Our study has several recognized limitations. First, this was a nonrandomized study with non-standardized patient selection criteria, which introduces the possibility of selection bias. Given patient selection was surgeon driven, we attempted to minimize potential bias by matching the SP-RAPN group to demographically similar MP-RAPN patients. Second, our median follow-up length of 22.4 (SP) and 28.5 (MP) weeks is insufficient to accurately evaluate oncological outcomes. Third, some studies have found retroperitoneal partial nephrectomy resulted in lower pain scores and shortened length of hospital stay than a transperitoneal approach [26, 30]. Given the greater number of retroperitoneal cases in the SP group, this may be a potential limitation of our study, as it may have biased the results of the SP group. However, data from other studies are equivocal [3, 30]. Another limitation is the greater number of females in the SP group, which may potentially have led to shorter operative and warm ischemia time, due to the lower perirenal body fat generally found in female patients. Finally, it should be noted that these cases were performed by three highly skilled robotic surgeons with significant experience with the da Vinci SP and Xi systems. Thus, given the complexities inherent in learning a new surgical approach, novice robotic surgeons may encounter longer learning curves.

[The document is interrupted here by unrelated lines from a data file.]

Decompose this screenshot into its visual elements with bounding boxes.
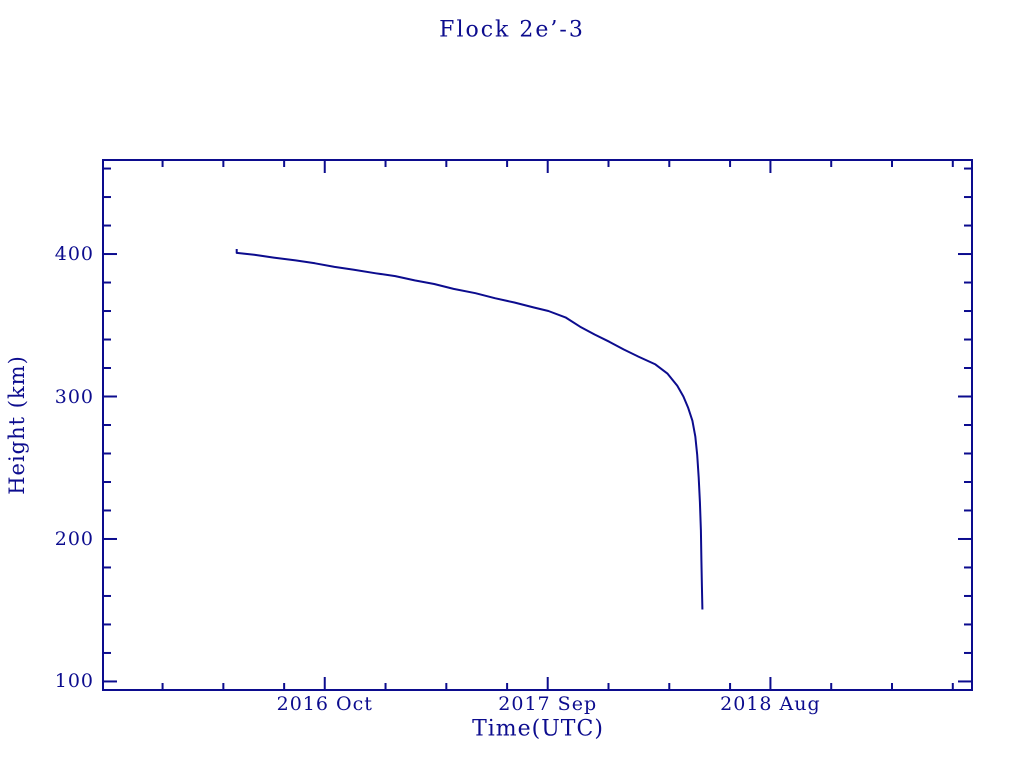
decay-curve	[235, 249, 704, 610]
y-tick-label: 200	[54, 527, 94, 550]
y-tick-label: 300	[54, 385, 94, 408]
chart-title: Flock 2e’-3	[439, 17, 585, 43]
y-tick-label: 100	[54, 670, 94, 693]
plot-frame	[102, 159, 973, 691]
x-tick-label: 2017 Sep	[498, 693, 598, 715]
y-tick-label: 400	[54, 243, 94, 266]
y-axis-label: Height (km)	[5, 355, 29, 495]
x-axis-label: Time(UTC)	[472, 716, 604, 742]
x-tick-label: 2016 Oct	[276, 693, 373, 715]
x-tick-label: 2018 Aug	[720, 693, 821, 715]
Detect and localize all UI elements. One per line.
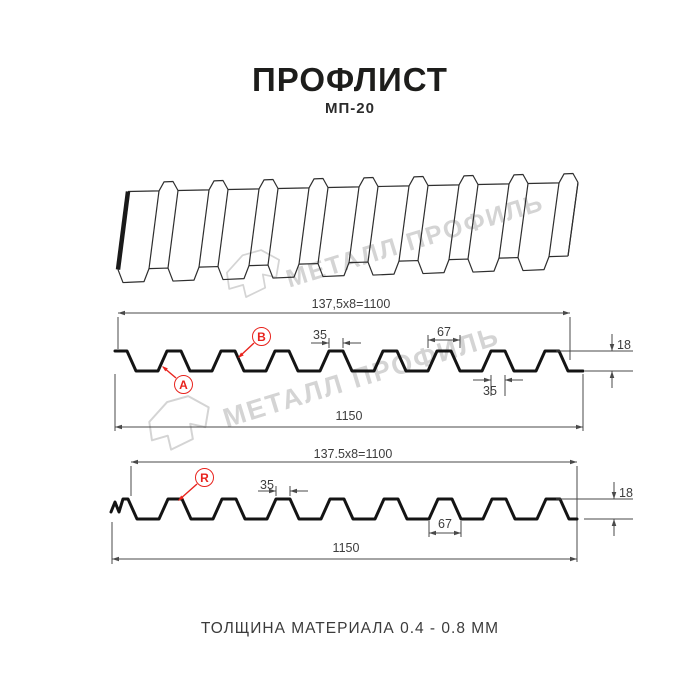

Despite these limitations, the present study is the first and largest to examine the surgical, functional, and oncological outcomes of SP-RAPN compared to those of MP-RAPN using propensity-score matching to account for potentially confounding variables.

Conclusion

Single-port partial nephrectomy is a safe and acceptable alternative to MP-RAPN, providing comparable perioperative results, complication rates, and noninferior early oncological and functional outcomes. In this study, the SP approach was associated with lower opioid use on postoperative day 1 and cumulative inpatient stay. Additionally, the SP cohort utilized the retroperitoneal approach more often. The rates of positive surgical margins, complications, and readmissions were comparable between the groups. Matched or randomized multi-institutional studies with longer follow-up periods are needed to validate these promising early findings and may also focus on patient-assessed cosmesis and cost–benefit analysis in transitioning to an SP system.